Air Museum Volunteer is Regional Winner and Finalist for National Award

War veteran and long-serving volunteer at the Yorkshire Air Museum, George Martin, has become a Regional Winner and National Finalist in the Nationwide Community & Heritage Awards. Organised as a partnership between the Nationwide Building Society and the Heritage Lottery Fund, these awards recognise outstanding individual contributions to the nation’s heritage and community.One of three regional winners, George will be heading to the Tower of London on November 11th to fly the flag for the Yorkshire Air Museum at a glittering ceremony, where the national winners will be announced.

Now aged 88, having been born in Bradford on 28/8/1920, George has been coming to the Yorkshire Air Museum for the past 25 years as a volunteer. Along with a group of about 12 others, mostly from the York Air Gunners Association, he started work restoring the aircraft gun turrets and then creating the unique Air Gunners Room exhibition at the Museum. Until recently, George attended the Museum at least twice a week, but, as he is no longer able to drive, he now comes over twice a month from his home in Harrogate, when friends or family can bring him.

It is in recognition of this service and George’s extraordinary ability to talk to people about his experiences as an Air Gunner and Wireless Operator that the Museum put forward the nomination for these prestigious awards. The Museum receives many letters and comments from people who have enjoyed meeting George in the emotive surrounding of the Air Gunners Room. It is a rare gift to be able to recount often harrowing experiences in such an open, unassuming, but completely engaging manner.

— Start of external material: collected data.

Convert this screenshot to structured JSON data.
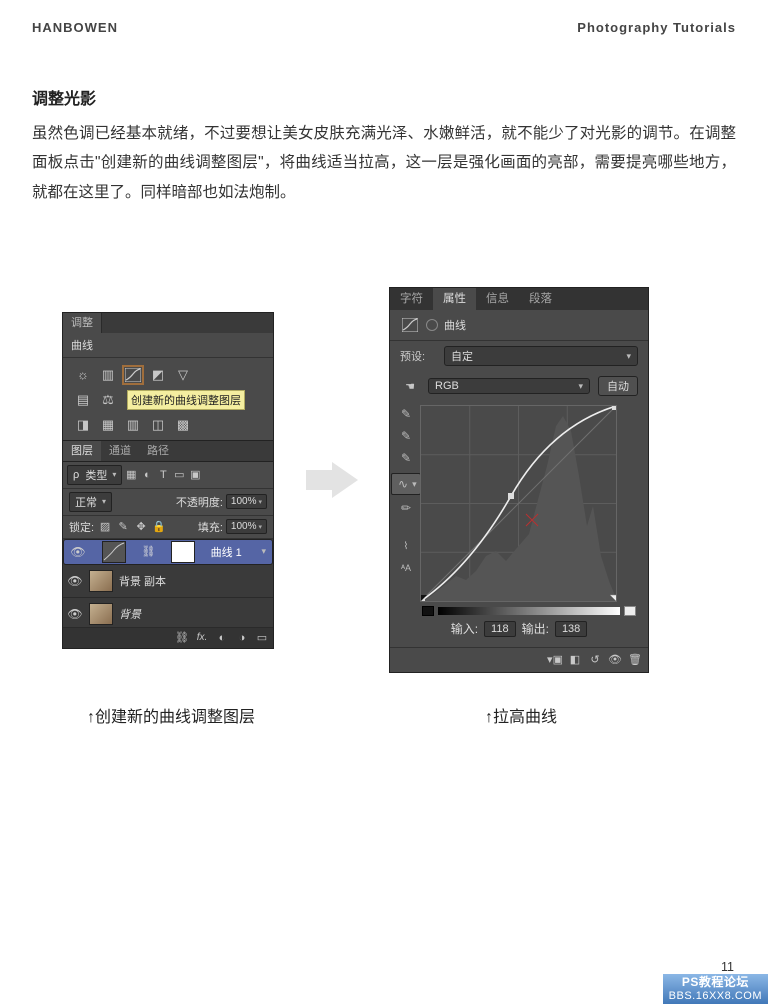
{
  "header": {
    "left": "HANBOWEN",
    "right": "Photography Tutorials"
  },
  "section_title": "调整光影",
  "body_text": "虽然色调已经基本就绪，不过要想让美女皮肤充满光泽、水嫩鲜活，就不能少了对光影的调节。在调整面板点击\"创建新的曲线调整图层\"，将曲线适当拉高，这一层是强化画面的亮部，需要提亮哪些地方，就都在这里了。同样暗部也如法炮制。",
  "left_panel": {
    "adjust_tab": "调整",
    "curves_label": "曲线",
    "tooltip": "创建新的曲线调整图层",
    "tabs": {
      "layer": "图层",
      "channel": "通道",
      "path": "路径"
    },
    "type_dd": "类型",
    "blend_mode": "正常",
    "opacity_label": "不透明度:",
    "opacity_value": "100%",
    "lock_label": "锁定:",
    "fill_label": "填充:",
    "fill_value": "100%",
    "layers": [
      {
        "name": "曲线 1"
      },
      {
        "name": "背景 副本"
      },
      {
        "name": "背景"
      }
    ]
  },
  "right_panel": {
    "tabs": [
      "字符",
      "属性",
      "信息",
      "段落"
    ],
    "active_tab": 1,
    "icon_label": "曲线",
    "preset_label": "预设:",
    "preset_value": "自定",
    "channel_value": "RGB",
    "auto_btn": "自动",
    "input_label": "输入:",
    "input_value": "118",
    "output_label": "输出:",
    "output_value": "138"
  },
  "captions": {
    "left": "↑创建新的曲线调整图层",
    "right": "↑拉高曲线"
  },
  "page_number": "11",
  "watermark": {
    "line1": "PS教程论坛",
    "line2": "BBS.16XX8.COM"
  }
}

Museum spokesman, Ian Richardson, commented: “We are absolutely thrilled that George Martin has been selected as a Regional Winner and Finalist in the Community and Heritage Awards. He has entertained literally thousands of visitors with his recollections over the years, and has enthralled many school groups. He nearly gave his life in service of his country and has continued to give of himself over a lifetime. We wish him every success and hope he may become a national winner – he certainly deserves it!”

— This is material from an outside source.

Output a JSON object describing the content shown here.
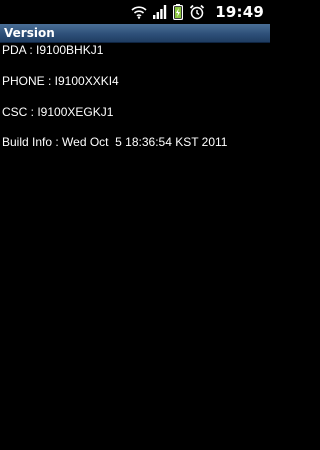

George volunteered for the RAF in 1940 at Blackpool and after training was attached to 199 Squadron at Ingham, Lincolnshire, on Wellington Bombers as a Wireless Operator / Air Gunner. Returning from his 23rd mission on 23rd May 1943, over Dortmund, George’s aircraft was hit by flak and he was badly injured by shrapnel and burns and lost his thumb on one hand. Remarkably, the aircraft made it back to base, and George was hospitalised. His crew went out two nights later, and never returned.